Jury started his career as a script reader, interned at Warner Bros. Pictures and worked for Touchstone Pictures Company.
“Back in the old days, I would lug home a dozen or more scripts physically, and I started to see trends. I guess you could call them mistakes,” Jury said. “I learned a lot by reading a lot.”
Through that process, Jury said he discovered that he had a passion for writing.
“I started to realize, that maybe I could at least write this bad and that if you just stuck with it and you were passionate about writing, maybe you get an opportunity to get a movie made.”

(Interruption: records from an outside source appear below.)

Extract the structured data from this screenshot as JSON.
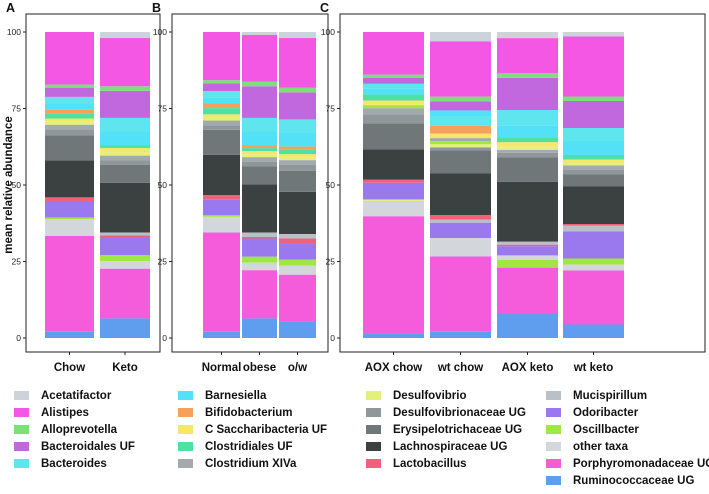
{
  "chart_data": {
    "type": "bar",
    "stacked": true,
    "ylabel": "mean relative abundance",
    "ylim": [
      0,
      100
    ],
    "yticks": [
      "0",
      "25",
      "50",
      "75",
      "100"
    ],
    "yticks_panel_c": [
      "0",
      "25",
      "50",
      "75",
      "100"
    ],
    "panels": [
      {
        "label": "A",
        "categories": [
          "Chow",
          "Keto"
        ],
        "bars": [
          [
            [
              "Ruminococcaceae UG",
              2
            ],
            [
              "Porphyromonadaceae UG",
              31
            ],
            [
              "other taxa",
              5.5
            ],
            [
              "Oscillbacter",
              0.5
            ],
            [
              "Odoribacter",
              5
            ],
            [
              "Lactobacillus",
              1.5
            ],
            [
              "Lachnospiraceae UG",
              12
            ],
            [
              "Erysipelotrichaceae UG",
              8
            ],
            [
              "Desulfovibrionaceae UG",
              2
            ],
            [
              "Clostridium XIVa",
              1.5
            ],
            [
              "Desulfovibrio",
              1
            ],
            [
              "C Saccharibacteria UF",
              1
            ],
            [
              "Clostridiales UF",
              1.5
            ],
            [
              "Bifidobacterium",
              1.5
            ],
            [
              "Barnesiella",
              2
            ],
            [
              "Bacteroides",
              2
            ],
            [
              "Bacteroidales UF",
              3
            ],
            [
              "Alloprevotella",
              1
            ],
            [
              "Alistipes",
              17
            ],
            [
              "Acetatifactor",
              0
            ]
          ],
          [
            [
              "Ruminococcaceae UG",
              6.5
            ],
            [
              "Porphyromonadaceae UG",
              16.5
            ],
            [
              "other taxa",
              2.5
            ],
            [
              "Oscillbacter",
              2
            ],
            [
              "Odoribacter",
              6
            ],
            [
              "Lactobacillus",
              0.5
            ],
            [
              "Mucispirillum",
              1
            ],
            [
              "Lachnospiraceae UG",
              16.5
            ],
            [
              "Erysipelotrichaceae UG",
              6
            ],
            [
              "Desulfovibrionaceae UG",
              1.5
            ],
            [
              "Clostridium XIVa",
              1.5
            ],
            [
              "Desulfovibrio",
              1
            ],
            [
              "C Saccharibacteria UF",
              1.5
            ],
            [
              "Clostridiales UF",
              1
            ],
            [
              "Barnesiella",
              4.5
            ],
            [
              "Bacteroides",
              4.5
            ],
            [
              "Bacteroidales UF",
              9
            ],
            [
              "Alloprevotella",
              1.5
            ],
            [
              "Alistipes",
              16
            ],
            [
              "Acetatifactor",
              2
            ]
          ]
        ]
      },
      {
        "label": "B",
        "categories": [
          "Normal",
          "obese",
          "o/w"
        ],
        "bars": [
          [
            [
              "Ruminococcaceae UG",
              2
            ],
            [
              "Porphyromonadaceae UG",
              32
            ],
            [
              "other taxa",
              5
            ],
            [
              "Oscillbacter",
              0.5
            ],
            [
              "Odoribacter",
              5
            ],
            [
              "Lactobacillus",
              1.5
            ],
            [
              "Lachnospiraceae UG",
              13
            ],
            [
              "Erysipelotrichaceae UG",
              8
            ],
            [
              "Desulfovibrionaceae UG",
              1.5
            ],
            [
              "Clostridium XIVa",
              1.5
            ],
            [
              "Desulfovibrio",
              1
            ],
            [
              "C Saccharibacteria UF",
              1
            ],
            [
              "Clostridiales UF",
              2
            ],
            [
              "Bifidobacterium",
              1.5
            ],
            [
              "Barnesiella",
              2
            ],
            [
              "Bacteroides",
              2
            ],
            [
              "Bacteroidales UF",
              2.5
            ],
            [
              "Alloprevotella",
              1
            ],
            [
              "Alistipes",
              15.5
            ],
            [
              "Acetatifactor",
              0
            ]
          ],
          [
            [
              "Ruminococcaceae UG",
              6.5
            ],
            [
              "Porphyromonadaceae UG",
              16
            ],
            [
              "other taxa",
              2.5
            ],
            [
              "Oscillbacter",
              2
            ],
            [
              "Odoribacter",
              6
            ],
            [
              "Lactobacillus",
              0.5
            ],
            [
              "Mucispirillum",
              1.5
            ],
            [
              "Lachnospiraceae UG",
              16
            ],
            [
              "Erysipelotrichaceae UG",
              6
            ],
            [
              "Desulfovibrionaceae UG",
              1.5
            ],
            [
              "Clostridium XIVa",
              1.5
            ],
            [
              "Desulfovibrio",
              1
            ],
            [
              "C Saccharibacteria UF",
              1
            ],
            [
              "Clostridiales UF",
              1
            ],
            [
              "Bifidobacterium",
              1
            ],
            [
              "Barnesiella",
              4.5
            ],
            [
              "Bacteroides",
              4.5
            ],
            [
              "Bacteroidales UF",
              10.5
            ],
            [
              "Alloprevotella",
              1.5
            ],
            [
              "Alistipes",
              15.5
            ],
            [
              "Acetatifactor",
              1
            ]
          ],
          [
            [
              "Ruminococcaceae UG",
              5.5
            ],
            [
              "Porphyromonadaceae UG",
              15.5
            ],
            [
              "other taxa",
              3
            ],
            [
              "Oscillbacter",
              2
            ],
            [
              "Odoribacter",
              5.5
            ],
            [
              "Lactobacillus",
              1.5
            ],
            [
              "Mucispirillum",
              1.5
            ],
            [
              "Lachnospiraceae UG",
              14
            ],
            [
              "Erysipelotrichaceae UG",
              7
            ],
            [
              "Desulfovibrionaceae UG",
              2
            ],
            [
              "Clostridium XIVa",
              1.5
            ],
            [
              "Desulfovibrio",
              1
            ],
            [
              "C Saccharibacteria UF",
              1
            ],
            [
              "Clostridiales UF",
              1.5
            ],
            [
              "Bifidobacterium",
              1
            ],
            [
              "Barnesiella",
              4.5
            ],
            [
              "Bacteroides",
              4.5
            ],
            [
              "Bacteroidales UF",
              9
            ],
            [
              "Alloprevotella",
              1.5
            ],
            [
              "Alistipes",
              16.5
            ],
            [
              "Acetatifactor",
              2
            ]
          ]
        ]
      },
      {
        "label": "C",
        "categories": [
          "AOX chow",
          "wt chow",
          "AOX keto",
          "wt keto"
        ],
        "bars": [
          [
            [
              "Ruminococcaceae UG",
              1.5
            ],
            [
              "Porphyromonadaceae UG",
              38.5
            ],
            [
              "other taxa",
              5
            ],
            [
              "Desulfovibrio",
              0.5
            ],
            [
              "Odoribacter",
              5.5
            ],
            [
              "Lactobacillus",
              1
            ],
            [
              "Lachnospiraceae UG",
              10
            ],
            [
              "Erysipelotrichaceae UG",
              8.5
            ],
            [
              "Desulfovibrionaceae UG",
              3
            ],
            [
              "Clostridium XIVa",
              2
            ],
            [
              "Oscillbacter",
              1
            ],
            [
              "C Saccharibacteria UF",
              1.5
            ],
            [
              "Clostridiales UF",
              2
            ],
            [
              "Barnesiella",
              2
            ],
            [
              "Bacteroides",
              1.5
            ],
            [
              "Bacteroidales UF",
              2
            ],
            [
              "Alloprevotella",
              1
            ],
            [
              "Alistipes",
              14
            ],
            [
              "Acetatifactor",
              0
            ]
          ],
          [
            [
              "Ruminococcaceae UG",
              2
            ],
            [
              "Porphyromonadaceae UG",
              24.5
            ],
            [
              "other taxa",
              6
            ],
            [
              "Odoribacter",
              5
            ],
            [
              "Mucispirillum",
              1
            ],
            [
              "Lactobacillus",
              1.5
            ],
            [
              "Lachnospiraceae UG",
              13.5
            ],
            [
              "Erysipelotrichaceae UG",
              7.5
            ],
            [
              "Desulfovibrionaceae UG",
              1
            ],
            [
              "Desulfovibrio",
              1
            ],
            [
              "Oscillbacter",
              1
            ],
            [
              "Clostridium XIVa",
              1
            ],
            [
              "C Saccharibacteria UF",
              1.5
            ],
            [
              "Bifidobacterium",
              2.5
            ],
            [
              "Bacteroides",
              3
            ],
            [
              "Barnesiella",
              2
            ],
            [
              "Bacteroidales UF",
              3
            ],
            [
              "Alloprevotella",
              1.5
            ],
            [
              "Alistipes",
              18
            ],
            [
              "Acetatifactor",
              3
            ]
          ],
          [
            [
              "Ruminococcaceae UG",
              8
            ],
            [
              "Porphyromonadaceae UG",
              15
            ],
            [
              "Oscillbacter",
              2.5
            ],
            [
              "other taxa",
              1.5
            ],
            [
              "Odoribacter",
              3
            ],
            [
              "Lactobacillus",
              0.5
            ],
            [
              "Mucispirillum",
              1
            ],
            [
              "Lachnospiraceae UG",
              19.5
            ],
            [
              "Erysipelotrichaceae UG",
              8
            ],
            [
              "Desulfovibrionaceae UG",
              1.5
            ],
            [
              "Clostridium XIVa",
              1
            ],
            [
              "Desulfovibrio",
              1
            ],
            [
              "C Saccharibacteria UF",
              1.5
            ],
            [
              "Clostridiales UF",
              1.5
            ],
            [
              "Barnesiella",
              4
            ],
            [
              "Bacteroides",
              5
            ],
            [
              "Bacteroidales UF",
              10.5
            ],
            [
              "Alloprevotella",
              1.5
            ],
            [
              "Alistipes",
              11.5
            ],
            [
              "Acetatifactor",
              2
            ]
          ],
          [
            [
              "Ruminococcaceae UG",
              4.5
            ],
            [
              "Porphyromonadaceae UG",
              18
            ],
            [
              "other taxa",
              2
            ],
            [
              "Oscillbacter",
              2
            ],
            [
              "Odoribacter",
              9
            ],
            [
              "Mucispirillum",
              2
            ],
            [
              "Lactobacillus",
              0.5
            ],
            [
              "Lachnospiraceae UG",
              12.5
            ],
            [
              "Erysipelotrichaceae UG",
              4
            ],
            [
              "Desulfovibrionaceae UG",
              1.5
            ],
            [
              "Clostridium XIVa",
              1.5
            ],
            [
              "Desulfovibrio",
              1
            ],
            [
              "C Saccharibacteria UF",
              1
            ],
            [
              "Clostridiales UF",
              1.5
            ],
            [
              "Barnesiella",
              4.5
            ],
            [
              "Bacteroides",
              4.5
            ],
            [
              "Bacteroidales UF",
              9
            ],
            [
              "Alloprevotella",
              1.5
            ],
            [
              "Alistipes",
              20
            ],
            [
              "Acetatifactor",
              1.5
            ]
          ]
        ]
      }
    ],
    "legend": {
      "columns": [
        [
          "Acetatifactor",
          "Alistipes",
          "Alloprevotella",
          "Bacteroidales UF",
          "Bacteroides"
        ],
        [
          "Barnesiella",
          "Bifidobacterium",
          "C Saccharibacteria UF",
          "Clostridiales UF",
          "Clostridium XIVa"
        ],
        [
          "Desulfovibrio",
          "Desulfovibrionaceae UG",
          "Erysipelotrichaceae UG",
          "Lachnospiraceae UG",
          "Lactobacillus"
        ],
        [
          "Mucispirillum",
          "Odoribacter",
          "Oscillbacter",
          "other taxa",
          "Porphyromonadaceae UG",
          "Ruminococcaceae UG"
        ]
      ],
      "colors": {
        "Acetatifactor": "#cdd3da",
        "Alistipes": "#f457e3",
        "Alloprevotella": "#7ce07a",
        "Bacteroidales UF": "#c268de",
        "Bacteroides": "#5fe5ee",
        "Barnesiella": "#52e1f7",
        "Bifidobacterium": "#f4a15e",
        "C Saccharibacteria UF": "#f6e76a",
        "Clostridiales UF": "#4fe0a4",
        "Clostridium XIVa": "#a3aaad",
        "Desulfovibrio": "#e3f07a",
        "Desulfovibrionaceae UG": "#8f979b",
        "Erysipelotrichaceae UG": "#6f7778",
        "Lachnospiraceae UG": "#3a4140",
        "Lactobacillus": "#f0617c",
        "Mucispirillum": "#b9c1c7",
        "Odoribacter": "#9a79ee",
        "Oscillbacter": "#9fe844",
        "other taxa": "#d3d7db",
        "Porphyromonadaceae UG": "#f45cdc",
        "Ruminococcaceae UG": "#5f9dee"
      }
    }
  }
}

‘Working Man,’ Jury’s latest film, is the culmination of a decade long project. The story follows a factory worker who continues going to his job every day, despite the factory being shut down. But Jury added, “At any given time, I’m working on 2-3 different screenplays in different phases of development … because you never know what may or may not pop.”
Between rejected scripts piling up in a corner somewhere, and new projects that take years to come to fruition, the screenwriter’s path to success often sounds daunting, albeit impossible. But is it hard to be a screenwriter? We asked Jury for an honest answer.
“I think being a writer is … not easy,” he began. “But I don’t know that I’d characterize it as being harder than any other job. Any job is going to be difficult at given times, but I think if you love it and you’re passionate about it, you should just pursue it.” But, be prepared that it’s an inconsistent line of work for most, he said, and “do whatever you need to do as a day job or whatever else to support that interest.”
Like any job, “you always encounter difficult hurdles,” he said. “You just have to be prepared to clear them and assume that you’re going to get there one day.”
It was encouraging to hear Jury say this because it seems writers mostly hear about how hard it is to pursue this dream, and how they should consider other options. But perhaps, other jobs that are ultimately fulfilling are also just as difficult. So why give up on your dreams?
“As a writer, you hope to get to a day where you really get to see audiences take in and appreciate something you’ve labored on for … a number of years,” Jury concluded. “This is a really satisfying payoff.”
SoCreate will make screenwriting a reality for more people around the globe. Maybe it will also make the profession more appealing and easier to pursue. Until then, I’d encourage you to go for it, just like Jury says.